If you don’t know about Secunia’s services: They aggregate security issues from various sources into a single stream, or as they call it: they provide vulnerability intelligence.
In the past, this intelligence was available to anyone in a free newsletter or on their website. Recent changes however caused much of the useful information to go behind login and/or pay walls. This circumstance has also forced us at the Gentoo Security team to cease using their reports as references when initiating package updates due to security issues.
Coming back to their recently published document, there is one statistic that is of particular interest: Gentoo is listed as having the third largest number of vulnerabilities in a product in 2014.
Looking at the whole table, you’d expect at least one other Linux distribution with a similarly large pool of available packages, but you won’t find any.
So is Gentoo less secure than other distros? tl;dr: No.
As Secunia’s website does not let me see the actual “vulnerabilities” they have counted for Gentoo in 2014, there’s no way to actually find out how these numbers came into place.

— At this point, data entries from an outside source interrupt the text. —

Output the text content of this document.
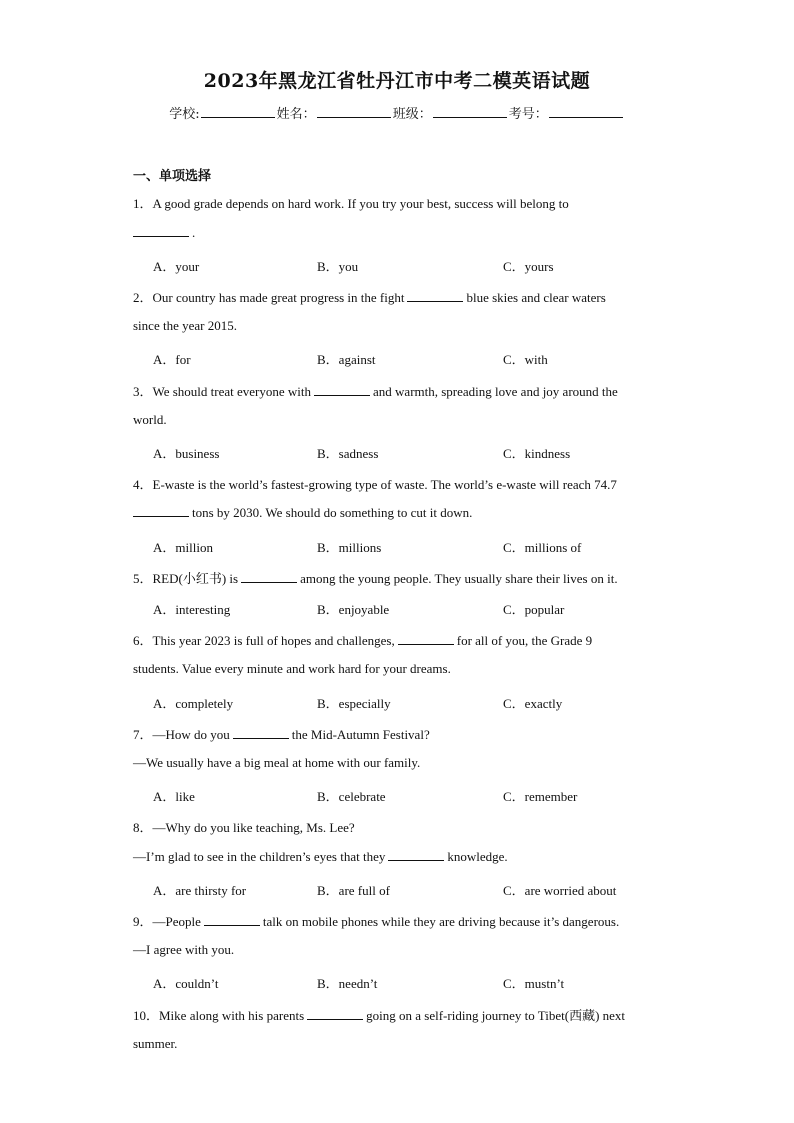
2023年黑龙江省牡丹江市中考二模英语试题
学校:	姓名：	班级：	考号：
一、单项选择
1．A good grade depends on hard work. If you try your best, success will belong to
.
A．your	B．you	C．yours
2．Our country has made great progress in the fight	blue skies and clear waters
since the year 2015.
A．for	B．against	C．with
3．We should treat everyone with	and warmth, spreading love and joy around the
world.
A．business	B．sadness	C．kindness
4．E-waste is the world’s fastest-growing type of waste. The world’s e-waste will reach 74.7
tons by 2030. We should do something to cut it down.
A．million	B．millions	C．millions of
5．RED(小红书) is	among the young people. They usually share their lives on it.
A．interesting	B．enjoyable	C．popular
6．This year 2023 is full of hopes and challenges,	for all of you, the Grade 9
students. Value every minute and work hard for your dreams.
A．completely	B．especially	C．exactly
7．—How do you	the Mid-Autumn Festival?
—We usually have a big meal at home with our family.
A．like	B．celebrate	C．remember
8．—Why do you like teaching, Ms. Lee?
—I’m glad to see in the children’s eyes that they	knowledge.
A．are thirsty for	B．are full of	C．are worried about
9．—People	talk on mobile phones while they are driving because it’s dangerous.
—I agree with you.
A．couldn’t	B．needn’t	C．mustn’t
10．Mike along with his parents	going on a self-riding journey to Tibet(西藏) next
summer.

What I can see though are “Secunia advisories” which seem to be issued more or less for every GLSA we send. Comparing the number of posted Secunia advisories for Gentoo to those available for Debian 6 and 7 tells me something is rotten in the state of Denmark (scnr):
While there were 203 Secunia advisories posted for Gentoo in the last year, Debian 6 and 7 had 304, yet Debian would have to have fixed less than 105 vulnerabilities in (55+249=) 304 advisories to be at least rank 21 and thus not included in the table above. That doesn’t make much sense. Maybe issues in Gentoo’s packages are counted for the distribution as well—no idea.
That aside, 2014 was a good year in terms of security for Gentoo: The huge backlog of issues waiting for an advisory was heavily reduced as our awesome team managed to clean up old issues and make them known to
glsa-check in three wrap-up advisories—and then we also issued 239 others, more than ever since 2007. Thanks to everyone involved!